Before going into a discussion of how to extend NS, let's briefly examine what information is stored in which directory or file. Figure 17 shows a part of the directory structure of the simulator if you installed it using the ns-allinone-2.1b package.
Figure 17. NS Directory Structure
Among the sub-directories of ns-allinone-2.1b, ns-2 is the place that has all of the simulator implementations (either in C++ or in OTcl), validation test OTcl scripts and example OTcl scripts. Within this directory, all OTcl codes and test/example scripts are located under a sub-directory called tcl, and most of C++ code, which implements event scheduler and basic network component object classes, except the WWW related ones, are located in the main level. For example, if you want to see the implementation of the UDP agent, you should go to "ns-allinone-2.1b/ns-2" directory, and open up "udp.h", "udp.cc" and the files that contain the implementation of ancestor classes of UDP as needed. For the class hierarchy of network components, refer to Figure 6 in the "Network Components" section. From now on, it is assumed that you are already in "ns-allinone-2.1b" directory.

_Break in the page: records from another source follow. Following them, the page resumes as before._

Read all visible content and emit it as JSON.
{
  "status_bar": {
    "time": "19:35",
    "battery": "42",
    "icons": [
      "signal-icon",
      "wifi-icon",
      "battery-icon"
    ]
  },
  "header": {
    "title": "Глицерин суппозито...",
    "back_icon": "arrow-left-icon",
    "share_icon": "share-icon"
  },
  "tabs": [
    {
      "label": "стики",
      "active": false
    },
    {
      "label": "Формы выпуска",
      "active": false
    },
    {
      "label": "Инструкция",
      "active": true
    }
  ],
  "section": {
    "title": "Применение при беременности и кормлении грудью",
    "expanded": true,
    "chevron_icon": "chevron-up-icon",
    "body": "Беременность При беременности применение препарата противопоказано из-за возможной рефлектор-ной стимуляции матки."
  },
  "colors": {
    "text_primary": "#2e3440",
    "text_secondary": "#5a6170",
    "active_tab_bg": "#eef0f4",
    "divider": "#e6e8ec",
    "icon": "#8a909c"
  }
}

The tcl directory has sub-directories, among which the lib directory that contains OTcl source codes for the most basic and essential parts of the NS implementation (agent, node, link, packet, address, routing, and etc.) is the place one as a user or as a developer will visit the most. Note that the OTcl source codes for LAN, Web, and Multicast implementations are located in separate subdirectories of tcl. Following is a partial list of files in "ns-2/tcl/lib" directory.
Two sub-directories of tcl that might be interesting for a user who wants to know how to design a specific simulation are ex and test. The former directory contains various example simulation scripts and the latter contains simulation scripts that validate the NS installed in your machine by running various simulations and comparing the results with the expected results.